At the UN climate negotiations in 2010, governments created the Green Climate Fund (GCF), a public institution to channel the billions of dollars needed to support developing countries in tackling climate change. If it is properly funded and strong human rights and environmental protections are applied, the GCF has enormous potential to have truly transformative impact. While the Fund continues to struggle to mobilize the money needed, the Board continues to design the rules and procedures for how the Fund will operate.

CIEL advocates for a rights-based approach to ensure that GCF activities do not contribute to human and environmental harms.
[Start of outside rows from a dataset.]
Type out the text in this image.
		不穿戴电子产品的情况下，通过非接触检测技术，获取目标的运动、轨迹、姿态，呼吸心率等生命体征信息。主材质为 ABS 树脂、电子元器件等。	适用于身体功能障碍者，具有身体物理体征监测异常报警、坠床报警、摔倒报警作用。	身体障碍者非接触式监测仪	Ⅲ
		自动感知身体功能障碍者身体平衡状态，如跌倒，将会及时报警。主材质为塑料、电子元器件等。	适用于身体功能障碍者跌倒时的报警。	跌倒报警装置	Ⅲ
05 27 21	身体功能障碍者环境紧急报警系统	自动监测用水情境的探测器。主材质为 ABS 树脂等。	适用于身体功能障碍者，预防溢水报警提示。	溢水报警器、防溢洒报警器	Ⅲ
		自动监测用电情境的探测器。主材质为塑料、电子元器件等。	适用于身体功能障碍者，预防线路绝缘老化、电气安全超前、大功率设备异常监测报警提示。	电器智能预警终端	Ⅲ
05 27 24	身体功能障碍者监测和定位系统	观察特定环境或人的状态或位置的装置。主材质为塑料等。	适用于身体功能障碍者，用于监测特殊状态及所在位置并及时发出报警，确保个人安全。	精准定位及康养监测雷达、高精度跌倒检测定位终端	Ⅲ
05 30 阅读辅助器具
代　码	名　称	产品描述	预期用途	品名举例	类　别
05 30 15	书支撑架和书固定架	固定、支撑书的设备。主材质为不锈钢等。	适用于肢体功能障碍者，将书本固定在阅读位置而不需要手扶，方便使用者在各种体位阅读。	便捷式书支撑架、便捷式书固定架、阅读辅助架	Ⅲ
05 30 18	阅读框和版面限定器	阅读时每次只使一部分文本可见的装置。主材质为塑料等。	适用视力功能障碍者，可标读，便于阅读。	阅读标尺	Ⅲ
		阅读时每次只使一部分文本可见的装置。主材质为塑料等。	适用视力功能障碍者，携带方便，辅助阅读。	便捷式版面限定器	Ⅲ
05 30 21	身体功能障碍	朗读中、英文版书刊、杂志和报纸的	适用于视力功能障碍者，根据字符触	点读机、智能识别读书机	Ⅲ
This includes ensuring strong safeguards, accountability, and public participation, each of which are critical to protecting the lives and livelihoods of those affected by mitigation and adaptation activities. All too often, activities that are intended to solve one problem (climate change) result in other problems, threatening the human rights of those who stand their path. One such example is the conflict surrounding the Barro Blanco hydroelectric dam – a registered project under the Kyoto Protocol’s Clean Development Mechanism – that threatens to displace hundreds of indigenous Ngäbe people from their traditional land.

On accountability, the GCF Board will create an independent redress mechanism, which provides a process by which individuals and communities can submit complaints about negative impacts of GCF operations. CIEL advocates that the GCF draw on the best practices of existing successful accountability mechanisms to include a problem-solving function, a compliance review function, and an advisory function. We are also working to ensure the scope of the mechanism expands to allow any person or group to be able to submit a complaint regarding the GFC’s activities.

There are changes needed to strengthen the GCF’s safeguard policies to make protections more specific and clear. Civil society must be included to establish safeguards and to participate throughout the operations of the GCF. Thus far, the GCF has failed to allow experts to sufficiently analyze decisions and develop proposals. CIEL seeks to encourage more transparency, like webcasting proceedings and open invitations to events.